Dieci principi per indirizzare l’implementazione dell’intelligenza artificiale lungo l’intero ciclo di vita dei medicinali, compresse le fasi di discovery e pre-cliniche, quelle cliniche e di produzione e le attività post-marketing. Li hanno pubblicati in modo congiunto l’European Medicine Agency (EMA) dalla statunitense FDA. Il breve documento pubblicato dalle due autorità regolatori richiama al fatto che anche nel caso dell’intelligenza artificiale, come per tutte le nuove tecnologie emergenti, venga assicurato il rispetto dei requisiti di qualità, sicurezza ed efficacia che caratterizzano l’intero ciclo farmaceutico. 

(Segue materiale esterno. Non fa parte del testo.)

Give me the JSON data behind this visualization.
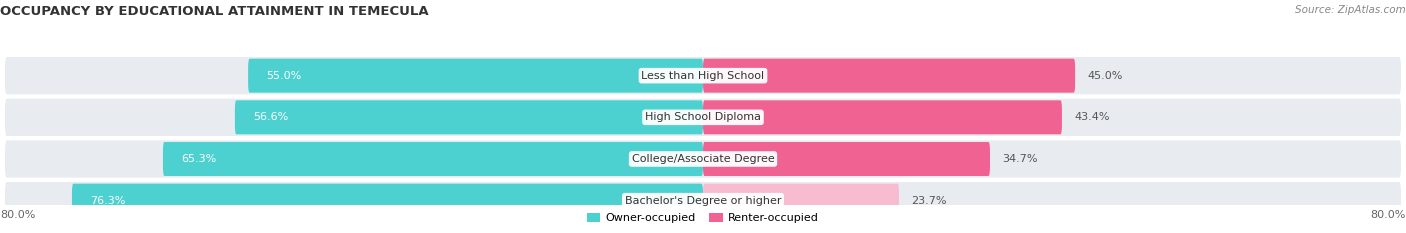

Le applicazioni AI, in particolare, promettono di favorire l’innovazione e ridurre il tempo necessario ad arrivare ad approvazione e commercializzazione dei nuovi farmaci. Altri benefici attesi riguardano le attività regolatorie e di farmacovigilanza, nonché la previsione dei profili di tossicità ed efficacia dei nuovi prodotti. I principi identificati da EMA e FDA rappresentano aree di possibile messa a punto di buone pratiche da parte degli enti regolatori internazionali, delle organizzazioni di standardizzazione e altri organismi collaborativi, al fine di raggiungere un ampio consenso sul tema a livello internazionale. 

I dieci principi guida per l’AI nel Pharma

Il ricorso a intelligenze artificiali allineate con i principi etici e umano-centrici è la prima priorità d’azione identificata da EMA e FDA. A ciò fa seguito l’utilizzo di un approccio basato sul rischio per lo sviluppo e utilizzo delle tecnologia IA, comprensivo di una validazione proporzionata e della mitigazione dei rischi.La supervisione dovrebbe basarsi sul contesto di utilizzo e sul rischio di modello determinato. I nuovi sistemi AI dovrebbero inoltre rispettare tutte le normative e standard legali, etici, scientifici, regolatori e di cybersicurezza (incluse le GxP) tipici del modo farmaceutico.

Necessaria anche una definizione chiara del ruolo e dello scopo delle tecnologie AI all’interno di un ben definito contesto d’uso. I due enti regolatori indicano, inoltre, come sia necessario integrare lungo l’intero ciclo di vita della tecnologia un’esperienza multidisciplinare che abbracci sia la tecnologia AI che il suo contesto d’uso. Sarebbe anche sempre necessario documentare in modo dettagliato, tracciabile e verificabile, in linea con le GxP, la provenienza dei dati, come sono stati processati e le decisioni analitiche. A ciò si aggiunge una governance adeguata a gestire la privacy e la protezione dei dati sensibili lungo l’intero arco di vita della tecnologia. 

Lo sviluppo delle tecnologie AI dovrebbe basarsi sulle best practice in tema di progettazione dei modelli e dei sistemi e di ingegneria dei software e dovrebbe anche sfruttare dati idonei all’uso, considerando anche la spiegabilità, interpretabiità e le prestazioni predittive degli stessi. Trasparenza, affidabilità, possibilità di generalizzazione e robustezza dovrebbero essere le caratteristiche delle AI sviluppate sulla base di buoni modelli e sistemi. La valutazione delle prestazioni basata sul rischio dovrebbe includere l’intero sistema IA, comprese le interazioni con la componente umana. Questa attività dovrebbe utilizzare dati e metriche adatti al contesto d’uso ed essere supportata da una validazione delle prestazioni predittive mediante test e metodi di valutazione progettati in modo adeguato. 

I principi congiunti di EMA e FDA indicano anche la necessità d’implementare sistemi di gestione della qualità basati sul rischio lungo tutto il ciclo di vita delle tecnologie IA, comprensivi anche della possibilità di catturare, valutare e risolvere gli eventuali problemi. Il mantenimento di prestazioni adeguate dovrebbe essere garantiti da monitoraggio e rivalutazione periodici. Infine, le informazioni rivolte agli utilizzatori, inclusi i pazienti, dovrebbero venire realizzare in linguaggio semplice ed essere chiare, accessibili e adeguate al contesto. Le informazioni dovrebbero includere il contesto d’uso dell’intelligenza artificiale, le sue prestazioni e limiti, i dati alla base, gli aggiornamenti, l’interpretabilità o spiegabili degli output.